Each match is replaced with [REDACTED:<label>]. Patterns run in the order above, so more specific shapes (Bearer JWT, Anthropic) win over generic catch-alls below.

A 40-char base64 pattern targeting AWS secret keys was deliberately omitted — it produces too many false positives on legitimate hashes and opaque ids. Operators who need it can add it scoped via extra_patterns.

Custom patterns

redaction:
  enabled: true
  extra_patterns:
    - { regex: "TENANT-[0-9]+",   label: "tenant_id" }
    - { regex: "internal\\.acme", label: "internal_host" }

Custom patterns run after built-ins. Invalid regex aborts boot with a message naming the offending index and label.

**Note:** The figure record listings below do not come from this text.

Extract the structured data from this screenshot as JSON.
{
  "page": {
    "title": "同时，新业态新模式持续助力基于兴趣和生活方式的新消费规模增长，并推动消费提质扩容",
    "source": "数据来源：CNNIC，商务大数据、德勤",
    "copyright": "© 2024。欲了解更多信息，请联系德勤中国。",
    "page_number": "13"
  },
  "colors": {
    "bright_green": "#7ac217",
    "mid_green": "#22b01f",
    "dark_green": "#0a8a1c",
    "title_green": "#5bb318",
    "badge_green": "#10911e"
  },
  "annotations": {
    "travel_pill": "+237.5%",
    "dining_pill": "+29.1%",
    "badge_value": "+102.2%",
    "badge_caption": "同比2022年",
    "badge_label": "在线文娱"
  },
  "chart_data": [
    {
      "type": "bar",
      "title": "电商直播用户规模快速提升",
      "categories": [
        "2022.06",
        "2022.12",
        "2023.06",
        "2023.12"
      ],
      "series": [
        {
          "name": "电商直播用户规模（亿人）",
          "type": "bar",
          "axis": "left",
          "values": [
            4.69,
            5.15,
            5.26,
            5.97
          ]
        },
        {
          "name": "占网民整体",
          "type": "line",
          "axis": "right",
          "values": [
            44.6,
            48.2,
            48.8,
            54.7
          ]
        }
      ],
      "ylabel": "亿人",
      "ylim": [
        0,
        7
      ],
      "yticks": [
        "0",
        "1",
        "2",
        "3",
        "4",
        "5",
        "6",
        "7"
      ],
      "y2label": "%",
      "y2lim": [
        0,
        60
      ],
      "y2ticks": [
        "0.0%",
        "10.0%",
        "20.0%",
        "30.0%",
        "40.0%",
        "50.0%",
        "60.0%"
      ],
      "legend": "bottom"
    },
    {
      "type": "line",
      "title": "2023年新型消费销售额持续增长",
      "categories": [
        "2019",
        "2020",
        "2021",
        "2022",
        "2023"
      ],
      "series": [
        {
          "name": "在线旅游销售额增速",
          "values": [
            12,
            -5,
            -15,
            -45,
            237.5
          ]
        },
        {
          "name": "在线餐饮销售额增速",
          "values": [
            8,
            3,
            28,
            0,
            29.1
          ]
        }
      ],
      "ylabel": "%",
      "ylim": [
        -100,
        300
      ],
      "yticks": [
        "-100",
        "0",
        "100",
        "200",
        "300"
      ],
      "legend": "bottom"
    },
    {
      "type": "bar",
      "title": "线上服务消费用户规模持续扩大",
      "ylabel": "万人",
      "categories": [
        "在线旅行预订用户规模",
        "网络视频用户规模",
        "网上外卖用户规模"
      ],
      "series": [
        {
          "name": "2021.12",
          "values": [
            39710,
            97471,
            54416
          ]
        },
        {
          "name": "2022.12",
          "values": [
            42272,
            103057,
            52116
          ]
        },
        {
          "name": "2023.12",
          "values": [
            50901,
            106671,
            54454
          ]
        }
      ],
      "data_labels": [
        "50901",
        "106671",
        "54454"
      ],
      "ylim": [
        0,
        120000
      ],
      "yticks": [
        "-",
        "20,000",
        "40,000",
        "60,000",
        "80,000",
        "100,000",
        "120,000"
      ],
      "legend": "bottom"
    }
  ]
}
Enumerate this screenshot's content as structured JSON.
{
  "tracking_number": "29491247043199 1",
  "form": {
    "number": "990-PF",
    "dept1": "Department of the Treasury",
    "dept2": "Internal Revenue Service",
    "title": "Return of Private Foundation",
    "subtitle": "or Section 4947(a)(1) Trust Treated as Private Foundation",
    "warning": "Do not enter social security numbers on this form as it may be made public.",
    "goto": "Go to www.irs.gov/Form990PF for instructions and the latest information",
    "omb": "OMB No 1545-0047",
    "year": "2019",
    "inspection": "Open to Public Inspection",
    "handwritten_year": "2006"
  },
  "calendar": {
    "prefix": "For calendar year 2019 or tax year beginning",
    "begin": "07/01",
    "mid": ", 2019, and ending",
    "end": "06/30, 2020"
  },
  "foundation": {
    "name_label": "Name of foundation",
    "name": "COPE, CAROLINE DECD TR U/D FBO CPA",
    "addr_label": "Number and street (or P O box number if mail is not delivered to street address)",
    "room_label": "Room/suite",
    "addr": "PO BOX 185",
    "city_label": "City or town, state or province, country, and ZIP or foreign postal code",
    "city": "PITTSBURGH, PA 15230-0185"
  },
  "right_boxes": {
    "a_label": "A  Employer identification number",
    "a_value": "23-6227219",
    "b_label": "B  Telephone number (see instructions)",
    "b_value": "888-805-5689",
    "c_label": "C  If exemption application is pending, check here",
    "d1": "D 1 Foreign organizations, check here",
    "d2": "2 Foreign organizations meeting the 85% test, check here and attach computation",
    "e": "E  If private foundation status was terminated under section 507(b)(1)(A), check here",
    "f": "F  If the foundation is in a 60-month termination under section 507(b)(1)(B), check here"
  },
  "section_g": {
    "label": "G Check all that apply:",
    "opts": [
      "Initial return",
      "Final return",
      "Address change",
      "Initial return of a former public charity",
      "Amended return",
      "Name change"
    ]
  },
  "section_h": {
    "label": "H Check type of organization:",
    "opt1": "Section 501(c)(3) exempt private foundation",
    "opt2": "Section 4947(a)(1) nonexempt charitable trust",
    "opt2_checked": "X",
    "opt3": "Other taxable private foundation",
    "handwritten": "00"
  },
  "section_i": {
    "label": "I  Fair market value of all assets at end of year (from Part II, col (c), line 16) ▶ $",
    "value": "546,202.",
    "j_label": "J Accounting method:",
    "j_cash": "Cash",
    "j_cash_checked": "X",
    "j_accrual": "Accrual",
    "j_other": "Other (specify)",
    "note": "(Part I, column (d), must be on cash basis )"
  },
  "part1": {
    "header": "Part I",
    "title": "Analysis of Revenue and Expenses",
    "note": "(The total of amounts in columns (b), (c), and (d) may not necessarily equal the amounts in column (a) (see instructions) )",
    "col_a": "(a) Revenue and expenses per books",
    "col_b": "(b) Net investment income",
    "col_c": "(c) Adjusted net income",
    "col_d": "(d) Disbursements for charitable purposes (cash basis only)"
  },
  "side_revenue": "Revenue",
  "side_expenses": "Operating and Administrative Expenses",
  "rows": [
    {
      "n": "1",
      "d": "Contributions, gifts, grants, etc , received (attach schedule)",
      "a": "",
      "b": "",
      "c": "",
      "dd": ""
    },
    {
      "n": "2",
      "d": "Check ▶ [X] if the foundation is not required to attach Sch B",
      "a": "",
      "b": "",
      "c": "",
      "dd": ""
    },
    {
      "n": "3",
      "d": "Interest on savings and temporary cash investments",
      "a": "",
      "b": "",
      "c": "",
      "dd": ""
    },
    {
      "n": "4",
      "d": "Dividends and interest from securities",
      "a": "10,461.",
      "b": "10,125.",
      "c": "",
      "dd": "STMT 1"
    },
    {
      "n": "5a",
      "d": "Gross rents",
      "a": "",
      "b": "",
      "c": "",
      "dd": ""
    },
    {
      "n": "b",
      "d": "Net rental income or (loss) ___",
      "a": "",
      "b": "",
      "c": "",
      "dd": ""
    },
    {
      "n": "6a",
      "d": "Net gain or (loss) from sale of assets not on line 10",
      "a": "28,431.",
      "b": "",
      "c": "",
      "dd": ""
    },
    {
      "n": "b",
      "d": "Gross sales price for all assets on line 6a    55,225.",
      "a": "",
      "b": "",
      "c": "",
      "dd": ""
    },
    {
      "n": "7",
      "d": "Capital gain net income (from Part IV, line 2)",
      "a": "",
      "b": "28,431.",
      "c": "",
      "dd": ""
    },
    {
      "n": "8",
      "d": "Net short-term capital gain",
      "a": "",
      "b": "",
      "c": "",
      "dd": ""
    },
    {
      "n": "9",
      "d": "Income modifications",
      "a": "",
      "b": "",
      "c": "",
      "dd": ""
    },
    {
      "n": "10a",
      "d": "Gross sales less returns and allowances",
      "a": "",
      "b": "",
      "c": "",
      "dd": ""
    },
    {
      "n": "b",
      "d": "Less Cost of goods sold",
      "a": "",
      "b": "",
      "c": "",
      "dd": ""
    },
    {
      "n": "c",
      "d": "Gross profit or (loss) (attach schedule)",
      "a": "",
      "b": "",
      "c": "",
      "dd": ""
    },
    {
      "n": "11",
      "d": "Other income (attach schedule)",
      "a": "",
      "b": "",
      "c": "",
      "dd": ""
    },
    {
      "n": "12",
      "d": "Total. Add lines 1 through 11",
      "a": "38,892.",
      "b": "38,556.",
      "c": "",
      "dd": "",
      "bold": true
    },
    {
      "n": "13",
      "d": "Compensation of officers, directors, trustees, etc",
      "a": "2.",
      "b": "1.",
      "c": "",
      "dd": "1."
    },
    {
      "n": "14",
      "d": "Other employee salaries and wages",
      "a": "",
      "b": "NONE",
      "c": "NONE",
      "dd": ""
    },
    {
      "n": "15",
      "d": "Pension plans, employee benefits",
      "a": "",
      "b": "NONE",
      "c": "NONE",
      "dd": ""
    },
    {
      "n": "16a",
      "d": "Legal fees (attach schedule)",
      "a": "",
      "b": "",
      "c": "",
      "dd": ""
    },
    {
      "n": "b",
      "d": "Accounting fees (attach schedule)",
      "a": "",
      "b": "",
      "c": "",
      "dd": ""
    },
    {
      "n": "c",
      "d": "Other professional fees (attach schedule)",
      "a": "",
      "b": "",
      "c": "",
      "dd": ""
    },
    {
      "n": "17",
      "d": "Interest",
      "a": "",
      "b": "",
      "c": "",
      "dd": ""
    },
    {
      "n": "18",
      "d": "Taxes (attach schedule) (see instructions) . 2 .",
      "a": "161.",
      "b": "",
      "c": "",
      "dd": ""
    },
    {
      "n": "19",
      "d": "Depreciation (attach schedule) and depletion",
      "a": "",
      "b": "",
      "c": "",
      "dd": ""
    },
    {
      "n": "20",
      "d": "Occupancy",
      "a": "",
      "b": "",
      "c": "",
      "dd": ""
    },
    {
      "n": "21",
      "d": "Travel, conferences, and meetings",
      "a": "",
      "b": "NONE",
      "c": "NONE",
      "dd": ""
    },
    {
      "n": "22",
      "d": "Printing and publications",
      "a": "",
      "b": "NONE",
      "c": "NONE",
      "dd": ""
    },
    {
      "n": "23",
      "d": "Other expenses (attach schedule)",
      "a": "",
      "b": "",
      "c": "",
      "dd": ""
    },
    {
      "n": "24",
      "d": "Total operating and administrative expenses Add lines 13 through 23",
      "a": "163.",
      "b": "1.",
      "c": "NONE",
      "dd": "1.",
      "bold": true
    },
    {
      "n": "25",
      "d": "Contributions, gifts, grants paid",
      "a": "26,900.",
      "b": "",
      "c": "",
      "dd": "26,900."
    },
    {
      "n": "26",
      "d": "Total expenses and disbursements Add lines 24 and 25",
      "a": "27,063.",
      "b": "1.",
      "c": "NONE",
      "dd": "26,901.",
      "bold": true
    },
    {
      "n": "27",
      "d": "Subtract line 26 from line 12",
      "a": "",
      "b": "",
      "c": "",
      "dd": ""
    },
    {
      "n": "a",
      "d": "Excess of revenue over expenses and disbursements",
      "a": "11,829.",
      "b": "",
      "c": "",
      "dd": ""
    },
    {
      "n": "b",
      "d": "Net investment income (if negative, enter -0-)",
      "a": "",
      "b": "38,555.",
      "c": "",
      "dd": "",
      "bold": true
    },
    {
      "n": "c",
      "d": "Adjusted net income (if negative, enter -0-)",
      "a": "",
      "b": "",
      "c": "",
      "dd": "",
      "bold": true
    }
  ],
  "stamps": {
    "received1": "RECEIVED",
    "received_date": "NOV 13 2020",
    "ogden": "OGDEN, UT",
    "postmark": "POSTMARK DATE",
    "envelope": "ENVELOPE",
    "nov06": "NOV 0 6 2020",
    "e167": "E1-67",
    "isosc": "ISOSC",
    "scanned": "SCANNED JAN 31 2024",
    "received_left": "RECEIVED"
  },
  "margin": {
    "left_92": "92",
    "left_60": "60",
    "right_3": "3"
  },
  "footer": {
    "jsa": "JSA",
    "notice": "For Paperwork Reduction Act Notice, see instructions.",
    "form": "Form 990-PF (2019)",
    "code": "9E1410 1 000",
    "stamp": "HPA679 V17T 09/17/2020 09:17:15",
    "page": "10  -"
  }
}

What redaction does not do

  • It does not maintain a reverse map. Once content is redacted on disk the original is gone — by design. A reversible mapping would recreate the leak surface this feature is meant to close.
  • It does not rewrite previously-written JSONL files. New entries redact going forward; historical content stays as-is.
  • It does not redact tracing logs — that's a separate concern.
  • The FTS index stores the redacted text, so search results never surface the original secrets either.

Operational notes

  • The FTS index uses WAL journaling and capped pool size of 4 — it shares the same idiom as the long-term memory DB.
  • Insert is best-effort. If an FTS write fails (disk full, lock contention) the tool logs at warn and the JSONL append still succeeds. The source of truth is never compromised.
  • Boot logs include transcripts FTS index ready (or the warn that it fell back) and transcripts redaction active when the redactor has any rule loaded.